One of the first things that struck me when I first arrived in South Korea was how common touch is among friends, regardless of gender. Unlike Americans, South Korean men seem very comfortable expressing their friendship through physical contact. I also often saw Koreans punching out muscular “tight spots” on themselves or a friend or family member.
I’d heard that the Koreans regularly went to bathhouses called jimjilbangs to relax and work out their kinks, but I decided to witness this public spa experience myself. The bath areas were gender-separate, but within those areas everyone was nude except for the ajummas (older women who were performing the massages), who wore underwear. Massage tables were set up feet away from the hot and cold baths and my own introduction to massage outside of America’s border was, admittedly, painful. Yet, it was indeed stress relieving.

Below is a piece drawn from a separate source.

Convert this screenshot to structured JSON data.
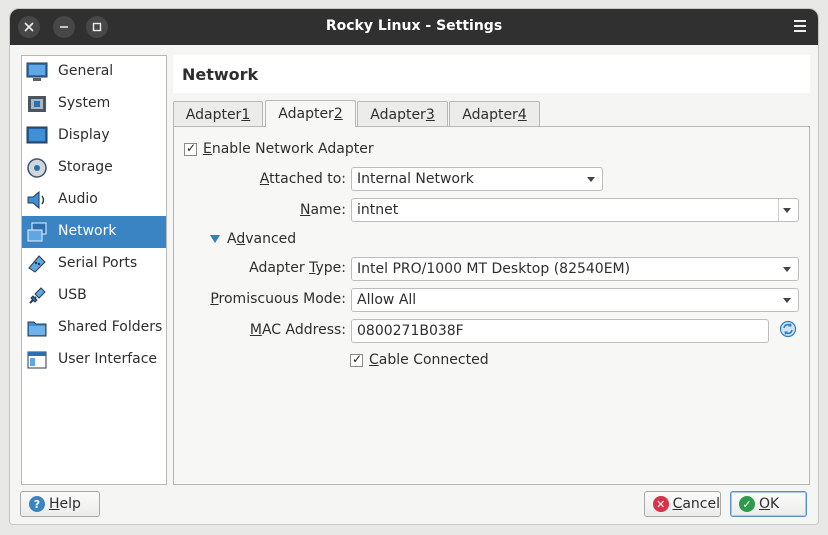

I spoke with Jonathan Shuh, operations manager of Los Angeles’ Wi Spa, the largest Korean day spa on the west coast, and he confirmed for me what I’d observed on my Korean visit. “Touch is used as many different signs of affection between close friends, families and loved ones,” Shuh explained. “Even a slight tap on the shoulder may give an impression that the people involved are in mutual affection to others.”
Like people in many other cultures, Koreans believe in the existence of an inner energy that every person carries. “It’s best described as yin and yang, opposite or contrary forces in nature that balance each other,” Shuh told me. “Interestingly, many Korean men or women request the opposite gender therapist to perform their massage.”
Outside the massage room, however, the rules are different. “For example,” said Shuh, “you may see people of same gender holding hands as a sign of friendship, but when you introduce yourself to an opposite gender, a slight bow is preferred over a handshake.”